A Decent Interval by Simon Brett (July, hardcover, $28.95, ISBN 978-1-78029-044-7). In the first Charles Paris mystery since 1997’s Dead Room Farce, the actor assumes two minor roles in a new production of Hamlet. Differences between Ophelia, played by a girl who won the role through a TV talent show, and Hamlet, a reality TV show contestant, have fatal results.

Simon & Schuster

The Demonologist by Andrew Pyper (Mar. 5, hardcover, $25, ISBN 978-1-4516-9741-4). Milton scholar David Ullman, an English professor at Columbia, accepts an offer from a strange European woman to travel to Venice to observe a “phenomenon” that his reputed expertise on demons qualifies him to assess.

Soho Crime

The Woman Who Wouldn’t Die by Colin Cotterill (Feb. 19, hardcover, $25, ISBN 978-1-61695-206-8). Dr. Siri Paiboun, recently retired as Laos’s coroner in the fall of 1978, looks into a bizarre case involving a witch dubbed the “used-to-be woman” because she’s alive and kicking two months after her corpse was put on a funeral pyre.

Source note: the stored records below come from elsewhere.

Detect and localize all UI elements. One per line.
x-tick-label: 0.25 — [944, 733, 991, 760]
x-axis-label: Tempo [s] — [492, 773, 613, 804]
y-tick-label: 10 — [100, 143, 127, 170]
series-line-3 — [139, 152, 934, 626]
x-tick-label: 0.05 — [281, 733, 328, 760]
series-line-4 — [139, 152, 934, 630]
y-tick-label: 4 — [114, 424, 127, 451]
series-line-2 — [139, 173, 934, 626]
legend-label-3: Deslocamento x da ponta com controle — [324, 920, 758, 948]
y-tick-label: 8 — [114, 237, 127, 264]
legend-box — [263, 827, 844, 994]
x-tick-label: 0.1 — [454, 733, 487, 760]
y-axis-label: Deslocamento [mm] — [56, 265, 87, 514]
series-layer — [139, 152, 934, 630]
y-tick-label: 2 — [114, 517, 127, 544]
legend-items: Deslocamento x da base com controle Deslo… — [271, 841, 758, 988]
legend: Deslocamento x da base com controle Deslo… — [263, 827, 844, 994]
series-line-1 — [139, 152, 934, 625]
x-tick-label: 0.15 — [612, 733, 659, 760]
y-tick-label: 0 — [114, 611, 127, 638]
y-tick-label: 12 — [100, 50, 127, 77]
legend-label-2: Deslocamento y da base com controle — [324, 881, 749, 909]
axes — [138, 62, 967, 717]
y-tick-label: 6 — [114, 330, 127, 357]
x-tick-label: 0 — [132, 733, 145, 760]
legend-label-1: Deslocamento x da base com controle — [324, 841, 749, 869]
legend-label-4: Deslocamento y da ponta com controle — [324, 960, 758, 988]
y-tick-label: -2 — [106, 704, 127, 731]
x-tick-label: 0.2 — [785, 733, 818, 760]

Murder Below Montparnasse by Cara Black (Mar. 5, hardcover, $25.95, ISBN 978-1-61695-215-0). A stolen painting, possibly a Modigliani, may offer a clue to Paris PI Aimée Leduc’s mysterious mother, who abandoned her at age eight.

Sphere

(dist. by IPG)

Murder by the Book by Susanna Gregory (Apr., hardcover, $26.95, ISBN 978-1-84744296-3). The 18th Matthew Bartholomew chronicle, set in 14th-century England, finds Cambridge University in turmoil over the opening of a new Common Library. Dead bodies and violent rumors capture the attentions of physician-cum-sleuth Bartholomew and Sheriff Tulyet.

Tyrus

(dist. by F+W MEDIA)

My Second Death by Lydia Cooper (Mar., hardcover, $24.95, ISBN 978-1-84744296-3). In this chilling debut, English grad student Michaela “Mickey” Brandis receives a message that leads her to a condemned house, where she finds a partially flayed male corpse. Mickey fears to call the police, since she once killed someone, albeit at age 10 and in self-defense.

Viking

A Delicate Truth by John le Carré (May 7, hardcover, $27.95, ISBN 978-0-670-01489-7). In 2008, a delicate counterterrorist operation, code-named Wildlife, is being mounted on the British crown colony of Gibraltar to capture and abduct a high-value jihadist arms buyer.